Eat only in the food-appropriate areas of your home like at the kitchen or dining room table. Sitting down at the table to eat (instead of in the car, standing at the kitchen counter or sitting at your desk) means you are more likely to focus only on eating and pay more attention to the visual cues that help us decide when we are full. According to research, being able to see all that you have eaten (evidenced by the remnants of food on the table) could help you eat up to 27 percent less at meals.

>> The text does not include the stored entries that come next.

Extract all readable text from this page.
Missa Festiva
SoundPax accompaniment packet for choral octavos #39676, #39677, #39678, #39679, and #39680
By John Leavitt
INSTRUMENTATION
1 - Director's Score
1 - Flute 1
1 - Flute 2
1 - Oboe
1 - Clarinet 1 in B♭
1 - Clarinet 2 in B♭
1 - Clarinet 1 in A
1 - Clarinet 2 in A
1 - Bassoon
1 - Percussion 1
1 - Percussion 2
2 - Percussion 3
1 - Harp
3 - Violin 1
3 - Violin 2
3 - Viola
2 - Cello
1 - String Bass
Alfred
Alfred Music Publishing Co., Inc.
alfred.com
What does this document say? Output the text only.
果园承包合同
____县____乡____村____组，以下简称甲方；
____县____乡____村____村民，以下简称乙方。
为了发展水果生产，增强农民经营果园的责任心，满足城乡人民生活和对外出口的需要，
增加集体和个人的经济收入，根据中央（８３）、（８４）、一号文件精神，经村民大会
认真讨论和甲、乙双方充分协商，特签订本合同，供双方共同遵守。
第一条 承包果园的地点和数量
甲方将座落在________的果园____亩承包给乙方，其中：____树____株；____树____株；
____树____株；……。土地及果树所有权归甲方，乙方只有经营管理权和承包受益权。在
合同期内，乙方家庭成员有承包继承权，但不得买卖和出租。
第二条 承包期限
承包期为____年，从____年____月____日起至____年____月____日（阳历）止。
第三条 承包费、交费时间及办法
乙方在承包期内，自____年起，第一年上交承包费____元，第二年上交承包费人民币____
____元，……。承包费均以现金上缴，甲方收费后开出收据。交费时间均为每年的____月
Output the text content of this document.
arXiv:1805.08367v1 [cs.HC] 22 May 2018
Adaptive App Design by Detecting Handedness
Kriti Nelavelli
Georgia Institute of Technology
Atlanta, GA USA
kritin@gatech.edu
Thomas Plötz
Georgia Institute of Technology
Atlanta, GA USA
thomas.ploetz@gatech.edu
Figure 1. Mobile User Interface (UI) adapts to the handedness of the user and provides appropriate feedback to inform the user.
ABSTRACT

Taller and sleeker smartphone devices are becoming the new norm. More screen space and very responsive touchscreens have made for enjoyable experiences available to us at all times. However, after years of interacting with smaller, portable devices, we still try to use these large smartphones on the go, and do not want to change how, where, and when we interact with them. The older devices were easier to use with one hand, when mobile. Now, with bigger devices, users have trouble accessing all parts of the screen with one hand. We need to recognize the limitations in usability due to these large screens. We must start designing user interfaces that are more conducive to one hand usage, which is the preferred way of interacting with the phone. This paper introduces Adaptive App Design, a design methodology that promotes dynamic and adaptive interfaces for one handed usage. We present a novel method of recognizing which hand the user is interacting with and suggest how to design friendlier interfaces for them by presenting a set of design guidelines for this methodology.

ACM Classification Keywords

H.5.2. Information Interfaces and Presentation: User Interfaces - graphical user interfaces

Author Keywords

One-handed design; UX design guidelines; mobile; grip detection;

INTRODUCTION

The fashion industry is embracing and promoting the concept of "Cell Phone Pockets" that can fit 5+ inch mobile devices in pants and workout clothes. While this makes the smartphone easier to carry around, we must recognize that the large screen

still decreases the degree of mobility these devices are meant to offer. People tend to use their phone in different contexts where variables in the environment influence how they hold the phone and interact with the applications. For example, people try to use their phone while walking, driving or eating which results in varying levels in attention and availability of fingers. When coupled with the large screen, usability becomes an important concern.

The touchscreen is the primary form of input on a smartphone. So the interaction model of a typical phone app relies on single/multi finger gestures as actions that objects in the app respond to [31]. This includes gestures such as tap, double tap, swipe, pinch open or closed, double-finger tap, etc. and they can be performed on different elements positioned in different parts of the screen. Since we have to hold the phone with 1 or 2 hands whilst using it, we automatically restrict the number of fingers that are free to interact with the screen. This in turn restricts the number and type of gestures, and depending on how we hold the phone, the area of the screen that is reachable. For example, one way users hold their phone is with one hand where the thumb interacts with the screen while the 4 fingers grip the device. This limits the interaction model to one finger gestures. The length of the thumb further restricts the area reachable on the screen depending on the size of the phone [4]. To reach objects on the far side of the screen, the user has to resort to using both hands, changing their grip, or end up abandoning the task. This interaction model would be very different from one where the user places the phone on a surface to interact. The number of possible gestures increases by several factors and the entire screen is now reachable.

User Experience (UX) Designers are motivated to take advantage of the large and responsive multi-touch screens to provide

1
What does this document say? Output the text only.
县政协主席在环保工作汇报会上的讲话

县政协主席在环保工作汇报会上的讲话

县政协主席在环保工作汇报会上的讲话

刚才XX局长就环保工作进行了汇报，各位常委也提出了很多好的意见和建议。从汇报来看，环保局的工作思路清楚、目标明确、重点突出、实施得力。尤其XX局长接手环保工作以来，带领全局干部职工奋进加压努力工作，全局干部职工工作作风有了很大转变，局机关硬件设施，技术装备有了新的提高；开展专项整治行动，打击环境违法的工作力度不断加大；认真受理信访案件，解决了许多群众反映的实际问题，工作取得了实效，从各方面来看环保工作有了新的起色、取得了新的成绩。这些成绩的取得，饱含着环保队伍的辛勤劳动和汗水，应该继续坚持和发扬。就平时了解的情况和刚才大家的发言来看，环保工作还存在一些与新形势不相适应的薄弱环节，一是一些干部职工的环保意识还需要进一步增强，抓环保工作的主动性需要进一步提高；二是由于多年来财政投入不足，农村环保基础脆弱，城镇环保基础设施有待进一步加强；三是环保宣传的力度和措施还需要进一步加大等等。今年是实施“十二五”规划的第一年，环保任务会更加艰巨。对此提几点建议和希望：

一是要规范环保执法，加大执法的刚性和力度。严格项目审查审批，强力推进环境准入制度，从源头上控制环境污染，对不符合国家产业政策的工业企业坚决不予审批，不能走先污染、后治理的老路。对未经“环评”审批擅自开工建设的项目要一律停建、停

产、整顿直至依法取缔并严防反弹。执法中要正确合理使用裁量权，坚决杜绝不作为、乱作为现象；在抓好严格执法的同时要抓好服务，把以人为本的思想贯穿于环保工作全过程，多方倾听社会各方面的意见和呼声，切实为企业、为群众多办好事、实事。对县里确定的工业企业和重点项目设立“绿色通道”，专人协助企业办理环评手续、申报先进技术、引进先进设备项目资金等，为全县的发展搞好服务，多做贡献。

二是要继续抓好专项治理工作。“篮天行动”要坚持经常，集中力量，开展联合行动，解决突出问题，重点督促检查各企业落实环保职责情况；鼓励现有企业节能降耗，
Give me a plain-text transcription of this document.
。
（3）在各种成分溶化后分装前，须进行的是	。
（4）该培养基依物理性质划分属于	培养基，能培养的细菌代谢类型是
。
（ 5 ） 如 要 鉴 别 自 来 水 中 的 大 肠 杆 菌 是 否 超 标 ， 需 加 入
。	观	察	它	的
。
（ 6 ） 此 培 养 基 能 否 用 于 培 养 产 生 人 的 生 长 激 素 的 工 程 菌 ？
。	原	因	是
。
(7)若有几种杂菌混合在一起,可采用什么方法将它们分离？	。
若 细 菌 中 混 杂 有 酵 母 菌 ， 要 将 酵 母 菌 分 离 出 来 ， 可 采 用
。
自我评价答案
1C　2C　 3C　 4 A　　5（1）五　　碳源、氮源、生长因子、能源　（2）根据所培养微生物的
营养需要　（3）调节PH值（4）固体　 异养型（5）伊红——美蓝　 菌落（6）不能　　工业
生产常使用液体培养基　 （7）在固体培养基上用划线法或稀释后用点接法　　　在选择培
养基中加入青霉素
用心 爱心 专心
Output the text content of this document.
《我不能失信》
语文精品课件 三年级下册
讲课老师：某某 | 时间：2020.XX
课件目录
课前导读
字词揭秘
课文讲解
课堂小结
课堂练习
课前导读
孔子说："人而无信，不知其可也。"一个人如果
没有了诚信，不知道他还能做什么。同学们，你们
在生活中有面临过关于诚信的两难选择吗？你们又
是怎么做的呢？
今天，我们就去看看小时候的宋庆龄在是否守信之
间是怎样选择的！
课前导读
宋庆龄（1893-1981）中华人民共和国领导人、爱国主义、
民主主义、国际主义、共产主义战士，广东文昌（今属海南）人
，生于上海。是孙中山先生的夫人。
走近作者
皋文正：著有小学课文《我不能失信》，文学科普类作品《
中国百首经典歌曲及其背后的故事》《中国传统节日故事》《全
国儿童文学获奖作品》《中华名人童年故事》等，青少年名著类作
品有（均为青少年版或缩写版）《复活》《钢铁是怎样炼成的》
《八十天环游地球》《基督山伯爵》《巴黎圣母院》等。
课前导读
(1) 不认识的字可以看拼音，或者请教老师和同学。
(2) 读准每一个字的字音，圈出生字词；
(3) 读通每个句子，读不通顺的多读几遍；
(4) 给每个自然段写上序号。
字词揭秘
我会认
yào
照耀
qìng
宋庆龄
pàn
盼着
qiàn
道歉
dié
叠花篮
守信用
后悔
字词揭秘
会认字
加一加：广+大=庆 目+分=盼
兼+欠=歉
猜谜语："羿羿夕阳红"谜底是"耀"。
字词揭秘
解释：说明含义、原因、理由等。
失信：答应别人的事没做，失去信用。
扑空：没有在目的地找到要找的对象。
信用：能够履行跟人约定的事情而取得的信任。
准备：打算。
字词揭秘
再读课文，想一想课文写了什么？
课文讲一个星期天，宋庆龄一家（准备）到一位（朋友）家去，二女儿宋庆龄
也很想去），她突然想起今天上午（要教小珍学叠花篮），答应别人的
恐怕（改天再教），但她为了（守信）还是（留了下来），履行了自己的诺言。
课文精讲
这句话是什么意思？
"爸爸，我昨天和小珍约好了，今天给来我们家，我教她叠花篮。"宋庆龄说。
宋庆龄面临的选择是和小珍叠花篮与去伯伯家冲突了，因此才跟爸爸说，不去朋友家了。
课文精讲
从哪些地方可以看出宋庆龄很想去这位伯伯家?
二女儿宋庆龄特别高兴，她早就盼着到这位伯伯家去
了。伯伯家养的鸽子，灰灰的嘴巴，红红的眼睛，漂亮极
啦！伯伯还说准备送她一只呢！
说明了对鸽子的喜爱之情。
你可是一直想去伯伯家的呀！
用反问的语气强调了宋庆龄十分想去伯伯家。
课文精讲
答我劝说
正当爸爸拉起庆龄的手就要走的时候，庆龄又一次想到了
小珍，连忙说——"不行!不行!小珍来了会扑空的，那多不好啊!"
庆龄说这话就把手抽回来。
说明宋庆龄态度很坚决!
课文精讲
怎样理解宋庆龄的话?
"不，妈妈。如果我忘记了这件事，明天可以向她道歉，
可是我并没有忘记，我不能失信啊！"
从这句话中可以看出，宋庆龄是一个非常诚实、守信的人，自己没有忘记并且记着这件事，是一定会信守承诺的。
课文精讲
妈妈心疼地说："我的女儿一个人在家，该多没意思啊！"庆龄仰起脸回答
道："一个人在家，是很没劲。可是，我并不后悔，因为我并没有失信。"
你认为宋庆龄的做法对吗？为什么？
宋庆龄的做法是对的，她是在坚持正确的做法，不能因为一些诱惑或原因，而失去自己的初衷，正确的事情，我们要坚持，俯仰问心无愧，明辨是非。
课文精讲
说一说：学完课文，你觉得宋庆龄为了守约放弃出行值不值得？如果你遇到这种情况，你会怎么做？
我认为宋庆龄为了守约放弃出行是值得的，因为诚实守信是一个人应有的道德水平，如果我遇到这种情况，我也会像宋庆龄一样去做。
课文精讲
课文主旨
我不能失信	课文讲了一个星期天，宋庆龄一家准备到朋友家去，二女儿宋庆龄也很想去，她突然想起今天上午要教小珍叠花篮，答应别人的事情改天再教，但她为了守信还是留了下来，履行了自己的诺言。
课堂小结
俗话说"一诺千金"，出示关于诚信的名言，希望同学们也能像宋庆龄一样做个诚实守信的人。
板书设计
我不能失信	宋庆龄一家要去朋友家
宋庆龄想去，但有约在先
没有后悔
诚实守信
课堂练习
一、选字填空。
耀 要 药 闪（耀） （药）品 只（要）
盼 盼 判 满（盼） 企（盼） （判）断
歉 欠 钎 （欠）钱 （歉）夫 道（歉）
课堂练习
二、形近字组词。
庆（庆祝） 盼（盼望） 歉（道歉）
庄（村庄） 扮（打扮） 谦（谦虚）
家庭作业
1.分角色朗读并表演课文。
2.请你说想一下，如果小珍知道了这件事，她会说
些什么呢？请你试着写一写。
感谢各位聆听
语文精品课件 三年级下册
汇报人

According to a 2010 Cornell University study, you’ll eat about 20 percent less if you keep your serving dishes in the kitchen instead of on the dinner table. Researchers tested how eating habits would change if food were served from the kitchen, not the table. Participants ate less when the food was out of reach, and were more likely to choose fruits and vegetables when kept in plain sight.
Walking is great exercise for weight loss, but it seems to be even more effective when done just after eating. A 2011 Japanese study found that walking immediately after a meal was more effective for weight loss than waiting up to an hour afterwards. Subjects who went for a brisk, 30-minute walk just after lunch and dinner lost more weight than those who waited to walk. And because walking is a low impact form of exercise, it shouldn’t cause any digestive distress.